A recent “New Yorker” article, “The Memory House,” discusses a form of palliative care for dementia patients. It’s called validation therapy. Instead of correcting the erroneous views of sufferers, which agitates them, caregivers “enter into the emotional world of the person with dementia and validate their feelings, because feelings [are] more important than facts.”

It appears that Trump is treating his base voters, and Republicans in Congress are treating Trump, as if they are demented. Rather than object to obvious falsehoods or correct errors of fact, we now live in a realm where, if the Queen of Hearts says so, black is white, up is down, climate is not changing, caravans of invaders are storming our southern border, and presidents can rewrite the Constitution on a whim. Better to agree than to agitate the deluded.

Some Pollyanna’s urge us to remember that we got this far in America despite apparently insurmountable odds at the time of the Revolution, a bloody Civil War, terrorist attacks, crippling economic busts, misguided foreign adventures.

Yes, but…

Inequality of income and opportunity may never have been greater. Minorities stiff face daunting discrimination. A changing economy has disrupted long settled ways of life. An international order that sustained our security and prosperity for decades is crumbling. Divided government has proven incapable to address these and other ills.

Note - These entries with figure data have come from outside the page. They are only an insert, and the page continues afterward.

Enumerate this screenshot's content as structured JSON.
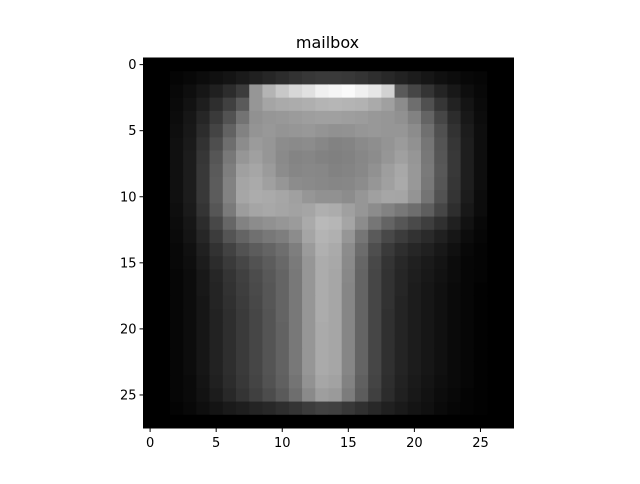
{
  "chart_data": {
    "type": "heatmap",
    "title": "mailbox",
    "colormap": "gray",
    "rows": 28,
    "cols": 28,
    "x_ticks": [
      0,
      5,
      10,
      15,
      20,
      25
    ],
    "y_ticks": [
      0,
      5,
      10,
      15,
      20,
      25
    ],
    "x_tick_labels": [
      "0",
      "5",
      "10",
      "15",
      "20",
      "25"
    ],
    "y_tick_labels": [
      "0",
      "5",
      "10",
      "15",
      "20",
      "25"
    ],
    "xlim": [
      -0.5,
      27.5
    ],
    "ylim": [
      27.5,
      -0.5
    ],
    "grid": false,
    "values_approx": [
      [
        0,
        0,
        0,
        0,
        0,
        0,
        0,
        0,
        0,
        0,
        0,
        0,
        0,
        0,
        0,
        0,
        0,
        0,
        0,
        0,
        0,
        0,
        0,
        0,
        0,
        0,
        0,
        0
      ],
      [
        0,
        0,
        5,
        8,
        12,
        16,
        20,
        26,
        32,
        38,
        44,
        50,
        55,
        58,
        58,
        56,
        52,
        46,
        40,
        34,
        28,
        22,
        16,
        12,
        8,
        6,
        0,
        0
      ],
      [
        0,
        0,
        8,
        14,
        22,
        32,
        44,
        60,
        150,
        180,
        200,
        215,
        225,
        240,
        245,
        250,
        240,
        230,
        210,
        90,
        70,
        52,
        36,
        24,
        14,
        8,
        0,
        0
      ],
      [
        0,
        0,
        10,
        18,
        30,
        46,
        64,
        90,
        150,
        165,
        170,
        172,
        175,
        180,
        182,
        180,
        178,
        170,
        160,
        140,
        110,
        80,
        54,
        34,
        20,
        10,
        0,
        0
      ],
      [
        0,
        0,
        12,
        22,
        38,
        58,
        82,
        115,
        145,
        150,
        152,
        155,
        158,
        160,
        160,
        158,
        156,
        152,
        150,
        145,
        130,
        100,
        70,
        44,
        24,
        12,
        0,
        0
      ],
      [
        0,
        0,
        14,
        24,
        44,
        68,
        98,
        130,
        148,
        152,
        148,
        150,
        152,
        148,
        145,
        146,
        150,
        152,
        150,
        150,
        140,
        112,
        80,
        50,
        28,
        14,
        0,
        0
      ],
      [
        0,
        0,
        16,
        26,
        50,
        78,
        110,
        140,
        155,
        150,
        140,
        138,
        140,
        135,
        130,
        132,
        138,
        142,
        148,
        155,
        145,
        118,
        84,
        54,
        30,
        14,
        0,
        0
      ],
      [
        0,
        0,
        16,
        28,
        54,
        86,
        120,
        150,
        160,
        150,
        138,
        132,
        134,
        130,
        128,
        130,
        135,
        140,
        150,
        160,
        150,
        120,
        86,
        56,
        30,
        14,
        0,
        0
      ],
      [
        0,
        0,
        16,
        28,
        56,
        90,
        126,
        160,
        166,
        155,
        140,
        134,
        136,
        135,
        130,
        132,
        136,
        145,
        158,
        168,
        152,
        122,
        88,
        56,
        30,
        14,
        0,
        0
      ],
      [
        0,
        0,
        16,
        28,
        56,
        92,
        130,
        165,
        170,
        160,
        150,
        140,
        138,
        136,
        134,
        135,
        140,
        150,
        160,
        170,
        152,
        120,
        86,
        54,
        30,
        14,
        0,
        0
      ],
      [
        0,
        0,
        16,
        28,
        56,
        92,
        130,
        166,
        172,
        170,
        166,
        160,
        150,
        145,
        145,
        140,
        150,
        160,
        166,
        165,
        148,
        116,
        82,
        52,
        28,
        12,
        0,
        0
      ],
      [
        0,
        0,
        14,
        26,
        52,
        86,
        122,
        156,
        165,
        168,
        165,
        162,
        165,
        175,
        172,
        160,
        150,
        140,
        130,
        120,
        110,
        94,
        70,
        46,
        24,
        12,
        0,
        0
      ],
      [
        0,
        0,
        12,
        22,
        44,
        72,
        102,
        130,
        140,
        145,
        150,
        155,
        170,
        185,
        182,
        165,
        140,
        118,
        100,
        86,
        74,
        62,
        48,
        32,
        18,
        8,
        0,
        0
      ],
      [
        0,
        0,
        10,
        20,
        38,
        60,
        84,
        100,
        112,
        120,
        126,
        140,
        165,
        180,
        176,
        150,
        118,
        90,
        72,
        60,
        50,
        42,
        32,
        22,
        12,
        6,
        0,
        0
      ],
      [
        0,
        0,
        8,
        16,
        32,
        50,
        66,
        82,
        92,
        100,
        110,
        126,
        155,
        176,
        170,
        140,
        108,
        78,
        58,
        46,
        38,
        32,
        24,
        16,
        8,
        4,
        0,
        0
      ],
      [
        0,
        0,
        8,
        14,
        28,
        44,
        58,
        70,
        82,
        92,
        104,
        122,
        150,
        172,
        168,
        138,
        102,
        72,
        52,
        40,
        32,
        26,
        20,
        12,
        6,
        4,
        0,
        0
      ],
      [
        0,
        0,
        6,
        12,
        24,
        38,
        52,
        64,
        76,
        88,
        100,
        120,
        150,
        172,
        166,
        136,
        100,
        70,
        50,
        38,
        30,
        24,
        18,
        12,
        6,
        4,
        0,
        0
      ],
      [
        0,
        0,
        6,
        12,
        24,
        36,
        50,
        62,
        74,
        86,
        100,
        120,
        150,
        172,
        166,
        134,
        100,
        70,
        50,
        38,
        28,
        22,
        16,
        10,
        6,
        2,
        0,
        0
      ],
      [
        0,
        0,
        6,
        12,
        22,
        36,
        48,
        60,
        72,
        86,
        100,
        120,
        150,
        172,
        166,
        134,
        100,
        70,
        50,
        36,
        28,
        22,
        16,
        10,
        6,
        2,
        0,
        0
      ],
      [
        0,
        0,
        6,
        12,
        22,
        34,
        46,
        58,
        70,
        84,
        100,
        120,
        150,
        172,
        166,
        134,
        100,
        70,
        48,
        36,
        28,
        22,
        16,
        10,
        6,
        2,
        0,
        0
      ],
      [
        0,
        0,
        6,
        12,
        22,
        34,
        46,
        58,
        70,
        84,
        98,
        120,
        150,
        170,
        166,
        134,
        100,
        70,
        48,
        36,
        28,
        22,
        16,
        10,
        6,
        2,
        0,
        0
      ],
      [
        0,
        0,
        6,
        12,
        22,
        34,
        46,
        58,
        70,
        84,
        98,
        120,
        150,
        170,
        166,
        134,
        100,
        70,
        48,
        36,
        28,
        22,
        16,
        10,
        6,
        2,
        0,
        0
      ],
      [
        0,
        0,
        6,
        12,
        22,
        34,
        46,
        58,
        70,
        84,
        98,
        120,
        150,
        170,
        166,
        134,
        100,
        70,
        48,
        36,
        28,
        22,
        16,
        10,
        6,
        2,
        0,
        0
      ],
      [
        0,
        0,
        6,
        12,
        22,
        34,
        46,
        58,
        70,
        84,
        98,
        120,
        150,
        170,
        166,
        134,
        100,
        70,
        48,
        36,
        28,
        22,
        16,
        10,
        6,
        2,
        0,
        0
      ],
      [
        0,
        0,
        6,
        10,
        20,
        32,
        44,
        56,
        68,
        82,
        96,
        116,
        146,
        166,
        162,
        130,
        96,
        68,
        46,
        34,
        26,
        20,
        14,
        10,
        6,
        2,
        0,
        0
      ],
      [
        0,
        0,
        6,
        10,
        18,
        28,
        40,
        52,
        64,
        76,
        90,
        110,
        138,
        158,
        154,
        124,
        92,
        64,
        44,
        32,
        24,
        18,
        12,
        8,
        4,
        2,
        0,
        0
      ],
      [
        0,
        0,
        4,
        8,
        14,
        20,
        26,
        30,
        36,
        40,
        46,
        52,
        60,
        66,
        64,
        56,
        48,
        40,
        32,
        26,
        20,
        16,
        10,
        6,
        4,
        2,
        0,
        0
      ],
      [
        0,
        0,
        0,
        0,
        0,
        0,
        0,
        0,
        0,
        0,
        0,
        0,
        0,
        0,
        0,
        0,
        0,
        0,
        0,
        0,
        0,
        0,
        0,
        0,
        0,
        0,
        0,
        0
      ]
    ]
  }
}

And most worrying, as the rise of Trumpism shows, many of our fellow citizens are unwilling or unable to distinguish truth from fiction, happy to choose anger, grievance, and Fox News and internet conspiracy theories over rational analysis and evidence. When the American reality is so painful to so many that they are willing to believe a pack of lies or embrace an alternative reality, the days of democracy may be numbered.

The Founders thought an educated, literate electorate, informed by a free press, was necessary for civic virtue to endure and prevail. We shall see when today’s ballots are counted whether the sun is rising or setting on our noble experiment in government of the people, by the people, and for the people. It commenced 230 years ago when the Constitution was ratified by enough states to become law. When it ends is up to us.